Mindfulness doesn’t do what you assumed it was designed to do. Presence has now been replaced with stress or even distress. This clearly has the opposite effect of its intentions which can exacerbate the chaos, adding more worries to the list.

There is good evidence that doing nothing is more than OK – it is great for you. According to Manfred Kets de Vries, Clinical Professor of Leadership Development,

“… doing nothing can be invaluable to the creative process. In our present networked society, introspection and reflection have become lost arts. Instead, we are at risk of becoming victims of informational overload. The balance between activity and inactivity has become seriously out of sync. However, doing nothing is a great way to induce states of mind that nurture our imagination. Slacking off may be the best thing we can do for our mental health.

Seemingly inactive states of mind can be an incubation period for future bursts of creativity. Keeping busy can be a very effective defence mechanism for warding off disturbing thoughts and feelings. But by resorting to manic-like behaviour we suppress the truth of our feelings and concerns, consciously or unconsciously avoiding periods of uninterrupted, freely associative thoughts. Yet unconscious thought processes can generate novel ideas and solutions more effectively than a conscious focus on problem solving.”

Mindfulness human being

Mindfulness can also enhance attentiveness, something that Psychology Professor David Strayer of the University of Utah describes as the Holy Grail. Doing too much can disrupt your focus and attention.

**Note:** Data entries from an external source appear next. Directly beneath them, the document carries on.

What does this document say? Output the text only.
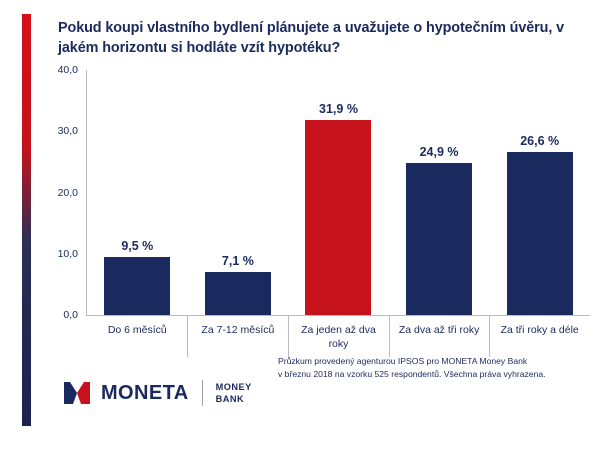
Pokud koupi vlastního bydlení plánujete a uvažujete o hypotečním úvěru, v jakém horizontu si hodláte vzít hypotéku?
0,0
10,0
20,0
30,0
40,0
9,5 %
7,1 %
31,9 %
24,9 %
26,6 %
Do 6 měsíců	Za 7-12 měsíců	Za jeden až dva roky
Za dva až tři roky	Za tři roky a déle
Průzkum provedený agenturou IPSOS pro MONETA Money Bank
v březnu 2018 na vzorku 525 respondentů. Všechna práva vyhrazena.
MONETA	MONEY
BANK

“Attention is the holy grail,” Mr. Strayer says. “Everything that you’re conscious of, everything you let in, everything you remember and you forget, depends on it.”

Professor Strayer says that understanding how attention works could help in the treatment of a host of maladies, like attention deficit disorder, schizophrenia and depression. And he says that on a day-to-day basis, too much digital stimulation can “take people who would be functioning O.K. and put them in a range where they’re not psychologically healthy.

So, mindfulness creates a healthy life. However, because of the potential negative impact of the practice of mindfulness as previously mentioned. Would it not be useful to find a quick way to revert to being? Simply existing, in that space we call nothing? Finding the space between, then, now and there, which I like to think of as the interrupt. The indifference, the nothingness.

Ask yourself are you a human being you are, or how much of a human doer you are? That is the question.